The left-right divide was ratcheted up and an ethnical identity tone was added. The message was sent out, not through the press, distrusted by Netanyahu and his advisers. Instead, they “tunneled under the media” using millions of text and voice messages. The messages, including a recording of Miri Regev, now the culture minister, reminded Likudniks of how the left had called them in the past “chachchachim” – literally Mizrahi riffraff – and how the “superior” Herzog and Livni would continue dismiss those living in Israel’s peripheries and traditional Jews.
The next step was to use the Arab voters, especially the Joint List, which was doing well in the polls. Anonymous text messages warned that Herzog had promised to appoint and Arab minister (a false claim, Herzog had said he wouldn’t rule out an Arab MK serving on the Knesset Foreign Affairs and Defense Committee). It worked – Likud’s pollsters detected a turnaround in the last weekend of the campaign; they knew the gap was closing.
But instead of promising victory, they chose to broadcast panic. Netanyahu, who began a blitz of interviews on every possible television and radio channel, said “I’m definitely worried.” The message was that “the rule of the right is in danger” and it was relentlessly repeated. The million targeted voters were bombarded – Likud sent out 18 million text and 8 million voice messages in the last week of the campaign, five million of them on Election Day itself.

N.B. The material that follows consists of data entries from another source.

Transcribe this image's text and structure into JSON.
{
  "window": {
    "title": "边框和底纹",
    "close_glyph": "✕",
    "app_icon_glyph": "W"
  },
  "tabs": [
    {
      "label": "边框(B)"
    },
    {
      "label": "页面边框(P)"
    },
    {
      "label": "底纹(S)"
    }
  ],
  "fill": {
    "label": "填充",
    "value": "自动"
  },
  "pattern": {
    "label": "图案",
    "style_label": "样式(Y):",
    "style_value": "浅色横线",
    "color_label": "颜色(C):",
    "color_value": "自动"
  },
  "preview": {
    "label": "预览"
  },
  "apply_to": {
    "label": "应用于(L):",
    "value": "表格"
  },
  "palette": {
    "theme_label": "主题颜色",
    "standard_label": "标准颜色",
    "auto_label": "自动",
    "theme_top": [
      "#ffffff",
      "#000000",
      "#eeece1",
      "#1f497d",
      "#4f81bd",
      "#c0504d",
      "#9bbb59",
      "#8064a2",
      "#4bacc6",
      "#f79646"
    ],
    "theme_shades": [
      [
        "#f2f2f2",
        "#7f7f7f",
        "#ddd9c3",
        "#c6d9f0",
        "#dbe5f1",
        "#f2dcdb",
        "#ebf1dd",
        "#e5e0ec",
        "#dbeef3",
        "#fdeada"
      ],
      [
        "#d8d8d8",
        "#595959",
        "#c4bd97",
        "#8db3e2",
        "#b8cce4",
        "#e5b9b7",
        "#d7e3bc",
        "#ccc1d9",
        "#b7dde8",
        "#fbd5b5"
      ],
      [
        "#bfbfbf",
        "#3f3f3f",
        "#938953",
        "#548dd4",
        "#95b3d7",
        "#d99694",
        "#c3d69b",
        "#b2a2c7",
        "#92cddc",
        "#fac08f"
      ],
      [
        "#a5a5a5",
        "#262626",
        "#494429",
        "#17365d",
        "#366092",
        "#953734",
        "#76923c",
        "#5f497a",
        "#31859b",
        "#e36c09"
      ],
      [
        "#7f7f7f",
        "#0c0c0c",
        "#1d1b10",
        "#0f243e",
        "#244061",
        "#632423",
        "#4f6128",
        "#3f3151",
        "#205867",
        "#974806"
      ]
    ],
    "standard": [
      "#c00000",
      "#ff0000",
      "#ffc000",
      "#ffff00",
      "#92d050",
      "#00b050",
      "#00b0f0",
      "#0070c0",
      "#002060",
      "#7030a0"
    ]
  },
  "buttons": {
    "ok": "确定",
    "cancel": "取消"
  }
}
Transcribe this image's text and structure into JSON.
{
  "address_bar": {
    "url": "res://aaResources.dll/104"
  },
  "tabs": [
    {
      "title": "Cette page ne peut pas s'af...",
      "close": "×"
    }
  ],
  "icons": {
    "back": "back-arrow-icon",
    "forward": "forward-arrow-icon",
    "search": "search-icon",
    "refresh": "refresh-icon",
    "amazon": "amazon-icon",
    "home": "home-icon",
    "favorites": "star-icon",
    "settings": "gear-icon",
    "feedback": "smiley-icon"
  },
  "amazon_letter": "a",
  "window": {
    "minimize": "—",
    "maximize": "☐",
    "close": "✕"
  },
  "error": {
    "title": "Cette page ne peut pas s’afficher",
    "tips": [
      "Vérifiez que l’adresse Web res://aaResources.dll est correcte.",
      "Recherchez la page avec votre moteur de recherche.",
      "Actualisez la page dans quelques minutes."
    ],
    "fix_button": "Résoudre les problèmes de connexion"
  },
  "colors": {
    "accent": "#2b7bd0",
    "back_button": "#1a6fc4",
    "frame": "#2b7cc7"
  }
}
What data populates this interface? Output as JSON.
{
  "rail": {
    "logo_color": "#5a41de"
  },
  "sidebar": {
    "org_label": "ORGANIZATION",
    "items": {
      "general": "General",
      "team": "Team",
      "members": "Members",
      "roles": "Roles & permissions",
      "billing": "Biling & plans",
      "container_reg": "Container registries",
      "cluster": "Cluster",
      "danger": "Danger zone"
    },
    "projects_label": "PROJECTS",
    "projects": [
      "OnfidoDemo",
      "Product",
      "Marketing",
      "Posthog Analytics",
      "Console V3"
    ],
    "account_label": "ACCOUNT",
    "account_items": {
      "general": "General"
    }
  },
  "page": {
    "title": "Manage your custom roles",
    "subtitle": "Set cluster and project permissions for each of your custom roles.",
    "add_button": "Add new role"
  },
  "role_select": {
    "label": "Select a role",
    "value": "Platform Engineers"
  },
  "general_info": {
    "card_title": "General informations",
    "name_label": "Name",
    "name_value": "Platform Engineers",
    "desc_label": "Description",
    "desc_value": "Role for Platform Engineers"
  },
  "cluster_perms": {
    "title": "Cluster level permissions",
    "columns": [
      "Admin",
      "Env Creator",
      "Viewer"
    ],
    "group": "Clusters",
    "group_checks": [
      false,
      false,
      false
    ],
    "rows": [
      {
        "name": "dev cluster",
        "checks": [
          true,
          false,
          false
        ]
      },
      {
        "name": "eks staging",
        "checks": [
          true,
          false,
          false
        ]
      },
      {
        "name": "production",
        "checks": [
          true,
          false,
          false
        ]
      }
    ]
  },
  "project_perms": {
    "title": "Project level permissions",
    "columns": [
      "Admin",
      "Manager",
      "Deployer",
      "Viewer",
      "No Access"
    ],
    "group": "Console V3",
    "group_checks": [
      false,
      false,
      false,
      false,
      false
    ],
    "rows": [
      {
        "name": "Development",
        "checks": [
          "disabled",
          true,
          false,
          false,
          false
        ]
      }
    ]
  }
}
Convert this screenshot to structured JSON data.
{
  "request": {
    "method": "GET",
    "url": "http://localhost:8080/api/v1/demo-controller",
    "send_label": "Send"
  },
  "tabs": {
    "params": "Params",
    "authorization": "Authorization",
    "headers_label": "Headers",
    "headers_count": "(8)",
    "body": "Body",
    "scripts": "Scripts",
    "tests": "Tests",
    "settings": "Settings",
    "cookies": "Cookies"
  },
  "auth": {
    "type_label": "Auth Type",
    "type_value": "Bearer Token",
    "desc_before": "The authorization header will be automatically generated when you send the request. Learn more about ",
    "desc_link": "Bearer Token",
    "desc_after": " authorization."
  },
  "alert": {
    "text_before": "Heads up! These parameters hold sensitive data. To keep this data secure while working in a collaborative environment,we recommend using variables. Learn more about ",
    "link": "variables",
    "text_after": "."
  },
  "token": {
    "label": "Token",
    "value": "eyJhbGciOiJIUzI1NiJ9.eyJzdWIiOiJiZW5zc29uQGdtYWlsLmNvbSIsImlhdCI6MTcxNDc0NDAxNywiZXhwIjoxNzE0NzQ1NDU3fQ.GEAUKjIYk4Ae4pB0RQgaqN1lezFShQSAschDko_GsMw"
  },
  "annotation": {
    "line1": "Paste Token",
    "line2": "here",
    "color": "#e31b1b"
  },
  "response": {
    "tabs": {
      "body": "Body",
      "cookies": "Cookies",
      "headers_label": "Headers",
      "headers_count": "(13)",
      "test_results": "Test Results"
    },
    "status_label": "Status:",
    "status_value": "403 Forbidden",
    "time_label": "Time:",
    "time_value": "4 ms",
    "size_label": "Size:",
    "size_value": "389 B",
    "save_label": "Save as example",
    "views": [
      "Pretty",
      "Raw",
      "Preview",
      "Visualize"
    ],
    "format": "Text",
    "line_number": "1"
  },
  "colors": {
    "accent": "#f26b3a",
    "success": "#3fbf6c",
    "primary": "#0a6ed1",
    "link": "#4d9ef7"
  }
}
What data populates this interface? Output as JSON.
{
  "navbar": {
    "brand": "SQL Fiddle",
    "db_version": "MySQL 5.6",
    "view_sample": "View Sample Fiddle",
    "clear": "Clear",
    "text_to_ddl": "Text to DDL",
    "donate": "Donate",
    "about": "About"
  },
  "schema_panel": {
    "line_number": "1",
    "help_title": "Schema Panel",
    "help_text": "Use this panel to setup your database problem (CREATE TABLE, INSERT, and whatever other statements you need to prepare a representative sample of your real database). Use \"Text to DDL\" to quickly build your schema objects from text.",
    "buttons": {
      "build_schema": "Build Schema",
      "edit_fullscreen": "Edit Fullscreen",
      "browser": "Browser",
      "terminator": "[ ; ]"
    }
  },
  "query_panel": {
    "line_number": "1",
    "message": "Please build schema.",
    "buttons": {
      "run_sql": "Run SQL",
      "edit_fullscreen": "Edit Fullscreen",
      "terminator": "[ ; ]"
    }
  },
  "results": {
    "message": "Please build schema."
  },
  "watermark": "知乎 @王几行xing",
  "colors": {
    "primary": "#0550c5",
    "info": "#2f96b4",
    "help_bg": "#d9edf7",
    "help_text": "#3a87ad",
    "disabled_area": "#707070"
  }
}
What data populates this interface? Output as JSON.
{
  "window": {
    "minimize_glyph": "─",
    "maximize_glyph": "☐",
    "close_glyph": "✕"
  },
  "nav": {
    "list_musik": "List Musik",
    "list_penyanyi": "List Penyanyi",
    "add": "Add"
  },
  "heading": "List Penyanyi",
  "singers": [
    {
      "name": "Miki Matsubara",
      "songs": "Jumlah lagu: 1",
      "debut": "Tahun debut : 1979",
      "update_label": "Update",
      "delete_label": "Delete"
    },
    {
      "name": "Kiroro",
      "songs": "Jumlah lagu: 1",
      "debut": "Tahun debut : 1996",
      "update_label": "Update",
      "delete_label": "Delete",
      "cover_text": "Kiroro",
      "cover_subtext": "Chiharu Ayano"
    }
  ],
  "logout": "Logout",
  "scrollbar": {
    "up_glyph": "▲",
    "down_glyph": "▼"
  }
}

The public saw a panic-stricken prime minister, but Netanyahu was receiving polls nearly hourly and knew he was riding a wave of Likudniks spooked into coming home.
The coup de grace began on the afternoon of Election Day. What the media knew about was the short video of Netanyahu on the Likud’s Facebook page warning of "Arab voters flowing in huge numbers to the polls.” But what the journalists weren’t getting (they hadn’t been targeted as Likud voters) was the salvos of text-messages telling Likudniks that “Arab turnout is three times as high as usual” (false) and that Hamas had called upon Israeli Arabs to vote for the Joint List (true). The message was rammed through to the most recalcitrant Likudniks.
The exit polls closed at 8 P.M., so results could be prepared for the television elections broadcasts as the actual polls closed at 10 P.M. All three channels had Likud and Zionist Union in a dead heat. What they didn’t know was that huge numbers flowing to polls in those last two hours were not Arabs but Likudniks. In the 2013 election, 230,000 voters turned up in the last two hours, and in 2015 no less than 584,000 arrived to vote between 8 P.M. and 10 P.M. They were the six-seat majority for Likud of right-wingers, spooked in to voting for Netanyahu by the fear of a leftist coalition supported by Arabs.